How Being Charged with a DUI Can Affect Your Chances of Home Ownership

Written by: Danielle Peffers

If you’ve been convicted of a DUI, you might be concerned
about how this could impact your chances of home ownership.

Essentially, having a conviction for driving under the influence will not directly affect your ability to become a homeowner. However, there are numerous ways this kind of conviction can indirectly impact this dream.

The Cost of a DUI

One of the first things to consider when arrested and
charged with driving under the influence is the potential cost in dollars and
cents. A fine for a first-time DUI offense could be several thousand dollars. If
you hire a DWI lawyer,
that could end up costing many more thousands.

If you end up serving time in jail, this could affect your
job, leading to lost income and numerous other financial repercussions.

If these expenses are charged and you carry debt when seeking out a mortgage, then this DUI could certainly impact your ability to buy a home.

If you end up serving time in jail, this could affect your job, leading to lost income and numerous other financial repercussions. If these expenses are charged and you carry debt when seeking out a mortgage, then this DUI could certainly impact your ability to buy a home.

Other Expenses May Increase

Not only could your reputation take a serious hit, but you
may also find yourself with increased automobile and other insurance rates. Even
if you don’t serve any jail time, your employment status could be terminated.

All these factors could affect your credit history, which
can immediately and directly affect your ability to obtain a mortgage.

There Are Other Factors to Consider

In most states, if a person is pulled over and arrested on
suspicion of driving under the influence, but they were not involved in an
accident and no injuries resulted, then this will be considered a misdemeanor.
However, if a person is injured, there was an accident, or you caused other
damage, this could lead to a felony offense.
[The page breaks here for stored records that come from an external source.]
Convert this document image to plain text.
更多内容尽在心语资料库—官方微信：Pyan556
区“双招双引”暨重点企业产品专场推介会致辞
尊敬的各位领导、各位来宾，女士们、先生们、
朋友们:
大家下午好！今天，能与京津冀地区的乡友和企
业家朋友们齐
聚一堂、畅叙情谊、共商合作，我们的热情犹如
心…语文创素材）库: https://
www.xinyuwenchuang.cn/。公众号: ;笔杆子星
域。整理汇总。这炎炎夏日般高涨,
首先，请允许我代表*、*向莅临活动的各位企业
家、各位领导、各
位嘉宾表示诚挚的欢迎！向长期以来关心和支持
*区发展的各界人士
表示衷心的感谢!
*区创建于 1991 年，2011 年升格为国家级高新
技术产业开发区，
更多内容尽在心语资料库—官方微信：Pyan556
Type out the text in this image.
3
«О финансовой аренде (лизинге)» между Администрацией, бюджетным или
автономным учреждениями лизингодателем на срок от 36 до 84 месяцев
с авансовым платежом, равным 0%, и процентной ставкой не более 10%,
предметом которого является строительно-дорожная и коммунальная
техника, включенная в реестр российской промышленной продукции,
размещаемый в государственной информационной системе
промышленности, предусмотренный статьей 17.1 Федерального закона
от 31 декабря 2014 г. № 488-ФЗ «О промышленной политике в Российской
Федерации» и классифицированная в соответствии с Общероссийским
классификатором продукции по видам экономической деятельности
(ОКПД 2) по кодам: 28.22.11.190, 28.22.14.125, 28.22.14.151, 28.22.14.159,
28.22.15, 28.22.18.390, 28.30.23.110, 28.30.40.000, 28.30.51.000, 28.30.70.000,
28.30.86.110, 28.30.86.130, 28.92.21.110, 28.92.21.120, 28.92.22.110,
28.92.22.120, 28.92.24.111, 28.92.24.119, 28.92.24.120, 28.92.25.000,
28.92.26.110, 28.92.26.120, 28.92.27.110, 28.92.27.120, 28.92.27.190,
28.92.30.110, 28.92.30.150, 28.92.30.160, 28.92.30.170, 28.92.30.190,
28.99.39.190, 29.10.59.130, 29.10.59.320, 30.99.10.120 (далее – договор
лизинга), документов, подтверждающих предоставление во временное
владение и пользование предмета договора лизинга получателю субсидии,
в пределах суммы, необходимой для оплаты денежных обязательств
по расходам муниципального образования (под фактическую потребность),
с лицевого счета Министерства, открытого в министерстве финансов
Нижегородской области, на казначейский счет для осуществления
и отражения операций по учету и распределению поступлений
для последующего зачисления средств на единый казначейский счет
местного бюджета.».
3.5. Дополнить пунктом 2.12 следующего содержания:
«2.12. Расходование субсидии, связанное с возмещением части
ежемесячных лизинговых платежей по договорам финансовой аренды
Also, if this is not the first incident of driving under the
influence, that could also lead to felony charges. Some insurance companies
will not provide homeowner policies to convicted felons.

This doesn’t mean you will never be able to get homeowner’s insurance, though. You would have to contact your state’s department of insurance to locate a specialty insurer who will then underwrite the policy.  If that sounds vastly more expensive, it usually is.

What About Loan Background Checks?

When applying for a home loan, there will be a significant
amount of information you need to provide. Most home loan applications will
require disclosure of your financial condition, credit history, and some of
them will expect information related to convictions for serious felonies.

In most cases, financial lenders are looking for felonies
like fraud, tax evasion, or money laundering. Financial crimes in the past
could preclude you from obtaining a mortgage in the future.

In most cases, though, even a felony conviction for driving
under the influence will not specifically disqualify you from obtaining a
mortgage or homeowner’s insurance. The financial repercussions of such an
offense is what could be a serious problem for many people looking to own their
home.

Consider the Cost

Every state is different, so the cost of a DUI will vary. In
one state, like Texas, a first offense DUI conviction could levy a $2,000 fine
plus an additional $1,000 to $2,000 if your blood alcohol level reached a certain
level. In another state, like California, the fine for a first-time offender
for DUI is $4,000.

Once a fine is levied, courts do have the authorization to
utilize civil judgment collection processes to collect unpaid fines. These
collection processes can report to the major credit bureaus, including Equifax,
TransUnion, and Experian.

It’s these credit reports that could have a serious and
lasting negative impact on your ability to own a home.

Consider a Bond Lien

If you had to post bail or bond after your arrest for
driving under the influence, the bail bondsman may have required what is known
as a ‘bond lien.’ Once you have made all the necessary appearances and the bond
is exonerated, that doesn’t automatically mean it has been recorded properly.

If a lender discovers the lien during a loan application
process, this could very well lead to a denial of the mortgage application.

A DUI is a serious matter and while it may have been a
mistake that will not be repeated, some of the indirect consequences can affect
your ability to own a home in the future.